Television has amplified the trend. Shows like Shark Tank India have introduced start-up lingo into living rooms. Words like “valuation” and “equity” are now part of dinner-table conversations, and teenagers watching peers pitch on national TV are emboldened to dream earlier.

A new safety net

Underlying all this is the systemic support that simply didn’t exist 20 years ago. Today, start-ups are backed by incubators, accelerators, angel investors, and mentorship networks. Failure is no longer seen as career-ending; it is often treated as experience.
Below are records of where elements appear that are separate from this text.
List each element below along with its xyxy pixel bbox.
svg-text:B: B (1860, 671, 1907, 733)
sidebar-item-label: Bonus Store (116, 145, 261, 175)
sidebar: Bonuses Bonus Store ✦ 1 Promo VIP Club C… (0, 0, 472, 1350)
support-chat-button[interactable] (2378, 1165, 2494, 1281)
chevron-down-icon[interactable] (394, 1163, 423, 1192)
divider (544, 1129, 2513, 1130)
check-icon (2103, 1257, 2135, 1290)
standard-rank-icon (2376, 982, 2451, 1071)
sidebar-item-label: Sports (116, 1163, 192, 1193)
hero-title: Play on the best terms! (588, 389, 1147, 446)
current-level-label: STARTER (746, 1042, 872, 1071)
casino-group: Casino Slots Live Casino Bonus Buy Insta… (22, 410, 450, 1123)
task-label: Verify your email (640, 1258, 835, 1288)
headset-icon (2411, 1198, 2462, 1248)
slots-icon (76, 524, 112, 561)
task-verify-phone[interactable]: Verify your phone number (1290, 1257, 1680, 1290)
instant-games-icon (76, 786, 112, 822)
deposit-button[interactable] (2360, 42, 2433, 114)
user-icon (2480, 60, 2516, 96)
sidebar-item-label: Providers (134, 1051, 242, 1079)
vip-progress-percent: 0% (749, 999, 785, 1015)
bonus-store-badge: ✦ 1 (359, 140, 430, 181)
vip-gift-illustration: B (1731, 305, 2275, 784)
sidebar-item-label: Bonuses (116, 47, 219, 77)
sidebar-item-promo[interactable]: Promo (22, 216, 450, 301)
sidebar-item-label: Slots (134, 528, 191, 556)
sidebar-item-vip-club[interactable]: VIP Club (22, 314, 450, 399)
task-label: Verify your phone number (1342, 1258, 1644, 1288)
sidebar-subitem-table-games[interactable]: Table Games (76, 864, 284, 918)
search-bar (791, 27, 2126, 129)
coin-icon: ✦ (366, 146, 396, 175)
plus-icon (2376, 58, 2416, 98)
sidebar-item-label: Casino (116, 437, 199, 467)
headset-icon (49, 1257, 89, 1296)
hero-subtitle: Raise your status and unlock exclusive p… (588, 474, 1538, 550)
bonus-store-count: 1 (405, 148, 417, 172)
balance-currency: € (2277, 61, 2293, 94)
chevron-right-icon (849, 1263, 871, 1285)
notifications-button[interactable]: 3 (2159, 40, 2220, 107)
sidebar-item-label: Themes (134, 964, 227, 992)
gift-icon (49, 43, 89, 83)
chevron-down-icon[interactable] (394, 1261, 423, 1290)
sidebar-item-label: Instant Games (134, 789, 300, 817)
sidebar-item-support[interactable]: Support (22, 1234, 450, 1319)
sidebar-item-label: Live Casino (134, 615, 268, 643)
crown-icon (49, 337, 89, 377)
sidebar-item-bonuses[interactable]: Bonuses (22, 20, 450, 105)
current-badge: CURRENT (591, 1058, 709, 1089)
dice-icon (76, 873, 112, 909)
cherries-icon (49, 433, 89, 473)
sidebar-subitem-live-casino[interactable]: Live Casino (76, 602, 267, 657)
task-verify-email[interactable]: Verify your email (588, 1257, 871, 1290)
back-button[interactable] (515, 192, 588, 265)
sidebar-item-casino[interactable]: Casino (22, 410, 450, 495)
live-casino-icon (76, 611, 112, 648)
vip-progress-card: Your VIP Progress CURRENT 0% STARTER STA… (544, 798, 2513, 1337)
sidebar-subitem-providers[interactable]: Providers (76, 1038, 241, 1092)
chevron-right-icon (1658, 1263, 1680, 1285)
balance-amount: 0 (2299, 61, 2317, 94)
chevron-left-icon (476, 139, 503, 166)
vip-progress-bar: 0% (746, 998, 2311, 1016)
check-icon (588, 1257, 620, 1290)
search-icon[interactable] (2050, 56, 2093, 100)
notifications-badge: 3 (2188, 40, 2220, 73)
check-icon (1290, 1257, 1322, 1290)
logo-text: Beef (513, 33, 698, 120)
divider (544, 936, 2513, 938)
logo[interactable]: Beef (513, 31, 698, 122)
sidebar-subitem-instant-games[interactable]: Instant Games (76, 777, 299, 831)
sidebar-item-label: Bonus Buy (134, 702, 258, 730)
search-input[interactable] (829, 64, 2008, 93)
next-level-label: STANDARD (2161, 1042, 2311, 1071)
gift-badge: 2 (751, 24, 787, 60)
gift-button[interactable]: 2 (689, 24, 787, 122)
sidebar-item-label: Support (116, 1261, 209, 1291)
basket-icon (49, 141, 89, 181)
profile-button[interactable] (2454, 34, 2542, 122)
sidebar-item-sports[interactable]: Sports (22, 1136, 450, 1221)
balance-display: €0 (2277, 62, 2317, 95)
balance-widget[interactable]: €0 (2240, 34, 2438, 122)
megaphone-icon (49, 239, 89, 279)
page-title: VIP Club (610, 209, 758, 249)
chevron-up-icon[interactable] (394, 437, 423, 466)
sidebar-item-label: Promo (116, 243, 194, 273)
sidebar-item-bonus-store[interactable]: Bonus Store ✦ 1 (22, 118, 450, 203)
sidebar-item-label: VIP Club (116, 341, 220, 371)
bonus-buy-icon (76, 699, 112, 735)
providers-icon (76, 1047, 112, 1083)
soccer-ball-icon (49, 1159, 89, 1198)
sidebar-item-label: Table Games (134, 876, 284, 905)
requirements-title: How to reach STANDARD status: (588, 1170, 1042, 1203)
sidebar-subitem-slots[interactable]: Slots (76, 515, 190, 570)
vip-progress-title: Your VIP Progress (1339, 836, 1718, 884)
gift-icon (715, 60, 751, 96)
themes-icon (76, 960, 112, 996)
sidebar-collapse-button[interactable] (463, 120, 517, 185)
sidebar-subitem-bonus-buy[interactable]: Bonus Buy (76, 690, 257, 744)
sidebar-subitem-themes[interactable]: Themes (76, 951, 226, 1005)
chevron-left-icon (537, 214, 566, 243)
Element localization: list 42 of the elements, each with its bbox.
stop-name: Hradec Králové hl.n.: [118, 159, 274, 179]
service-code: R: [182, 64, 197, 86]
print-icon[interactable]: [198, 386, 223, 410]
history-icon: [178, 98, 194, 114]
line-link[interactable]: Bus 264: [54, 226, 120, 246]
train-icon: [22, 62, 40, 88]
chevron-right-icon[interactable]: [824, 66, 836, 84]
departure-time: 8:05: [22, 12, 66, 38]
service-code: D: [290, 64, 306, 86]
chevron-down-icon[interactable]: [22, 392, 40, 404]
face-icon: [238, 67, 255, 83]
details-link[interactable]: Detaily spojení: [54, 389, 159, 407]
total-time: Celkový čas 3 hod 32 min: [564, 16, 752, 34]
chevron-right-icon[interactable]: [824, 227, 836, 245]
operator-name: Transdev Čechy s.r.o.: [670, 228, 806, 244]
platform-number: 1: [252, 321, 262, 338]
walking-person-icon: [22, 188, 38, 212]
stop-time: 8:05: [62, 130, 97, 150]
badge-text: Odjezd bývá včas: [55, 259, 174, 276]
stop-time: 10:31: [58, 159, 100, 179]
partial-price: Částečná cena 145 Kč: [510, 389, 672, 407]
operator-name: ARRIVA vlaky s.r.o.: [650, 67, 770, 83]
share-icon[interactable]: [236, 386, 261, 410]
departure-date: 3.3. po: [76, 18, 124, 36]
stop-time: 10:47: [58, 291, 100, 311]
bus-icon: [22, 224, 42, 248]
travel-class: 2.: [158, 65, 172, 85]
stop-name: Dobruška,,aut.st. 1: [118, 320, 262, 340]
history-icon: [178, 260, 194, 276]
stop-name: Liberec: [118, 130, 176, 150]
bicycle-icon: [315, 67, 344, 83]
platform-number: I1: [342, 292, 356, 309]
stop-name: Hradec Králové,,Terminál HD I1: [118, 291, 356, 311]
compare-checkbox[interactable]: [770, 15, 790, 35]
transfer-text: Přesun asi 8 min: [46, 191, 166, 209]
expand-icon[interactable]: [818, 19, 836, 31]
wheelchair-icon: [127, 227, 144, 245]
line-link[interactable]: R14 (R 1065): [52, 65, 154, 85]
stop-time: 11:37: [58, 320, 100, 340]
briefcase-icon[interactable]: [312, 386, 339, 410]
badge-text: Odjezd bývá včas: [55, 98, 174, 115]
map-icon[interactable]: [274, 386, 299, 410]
Employers, too, value entrepreneurial stints. Recruiters openly say they prefer candidates who’ve tried and failed at building something, citing resilience and creativity as assets.

“In the past, dropping out to start up meant burning bridges,” says a Bengaluru-based VC. “Now it opens doors. Parents know their kids won’t be stranded if things don’t work out.”

Though most visible in metros, the start-up dream is spreading to smaller towns. In Indore, a group of high schoolers launched a food delivery service within their campus, complete with digital payments. In Patna, a coaching institute now runs weekend entrepreneurship workshops alongside IIT prep evidence that parents want their children to straddle both worlds.

Government initiatives like Start-up India and the Atal Innovation Mission are pushing this further, bringing entrepreneurship labs and competitions to schools in tier-2 and tier-3 cities.

Still, this generational shift doesn’t mean IIT or IAS ambitions are vanishing. For many families, they remain prestigious paths. But entrepreneurship is now firmly part of the aspirational menu.

Seventeen-year-old Ved Mehta, who is building a fintech prototype with his school’s entrepreneurship cell, sums it up best: “Our parents grew up dreaming of government jobs. We grew up seeing Flipkart, Paytm, and Zepto. For us, being a founder is as big a dream as being an IAS officer. Maybe bigger.”

In India, the definition of success is widening. Stability is no longer the sole marker; creativity, ambition, and the potential for scale are equally celebrated. The founder’s dream, once unthinkable in middle-class homes, is now a legitimate frontier for a new generation.